Of course issues are the most important, uh, issue and here I again fail to understand the appeal of Hillary Clinton. On the one single issue that has most driven Americans to demand change Hillary was initially VERY wrong, and she continues to maintain the hawkish attitude that brought her around to that mistaken vote.
Hillary may have a better record on some advocacy issues (I'm not even sure of this) but she champions the same sort of economic priorities that dismantled the regulations which protect us from media consolidation and market manipulation under her husbands administration.
For the life of me I can't understand why John Edwards IWR and Patriot act votes are worse than Hillary's even after he has fully disowned them. His position on the future of Iraq and the "threat" of Iran show that he has modified his position more than Hillary has. As I like to say, if he's insincere and Hillary is sincere its a draw.
Similarly Hillary likes to pretend that Obama's funding of the war and his (sometimes qualified) opposition to the war is somehow worse than Hillary's funding of the war and her (sometimes qualified) support for the war.

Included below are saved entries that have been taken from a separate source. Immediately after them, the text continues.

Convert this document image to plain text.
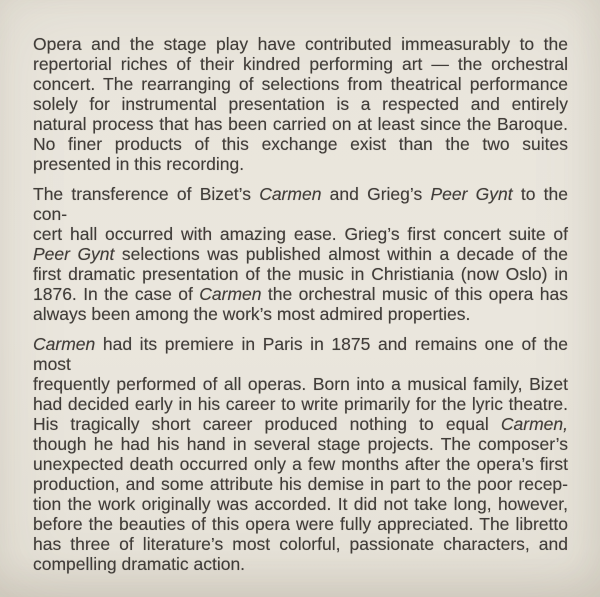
Opera and the stage play have contributed immeasurably to the
repertorial riches of their kindred performing art — the orchestral
concert. The rearranging of selections from theatrical performance
solely for instrumental presentation is a respected and entirely
natural process that has been carried on at least since the Baroque.
No finer products of this exchange exist than the two suites
presented in this recording.
The transference of Bizet’s Carmen and Grieg’s Peer Gynt to the con-
cert hall occurred with amazing ease. Grieg’s first concert suite of
Peer Gynt selections was published almost within a decade of the
first dramatic presentation of the music in Christiania (now Oslo) in
1876. In the case of Carmen the orchestral music of this opera has
always been among the work’s most admired properties.
Carmen had its premiere in Paris in 1875 and remains one of the most
frequently performed of all operas. Born into a musical family, Bizet
had decided early in his career to write primarily for the lyric theatre.
His tragically short career produced nothing to equal Carmen,
though he had his hand in several stage projects. The composer’s
unexpected death occurred only a few months after the opera’s first
production, and some attribute his demise in part to the poor recep-
tion the work originally was accorded. It did not take long, however,
before the beauties of this opera were fully appreciated. The libretto
has three of literature’s most colorful, passionate characters, and
compelling dramatic action.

For the life of me I don't understand why anyone supports Hillary Clinton. Even if you think that Hillary is the best candidate (how on Earth one can think that I don't know), isn't it enough to know that many Democrats are passionately opposed to her? and not simply because she is a woman, or because she is Bill Clinton's wife, but because the experience that she cites is what has gotten us to this point.
Isn't there a point at which one decides that it is better to have a united front than risk our chances on the ever more divisive and ever less winning formula of Clinton style triangulation?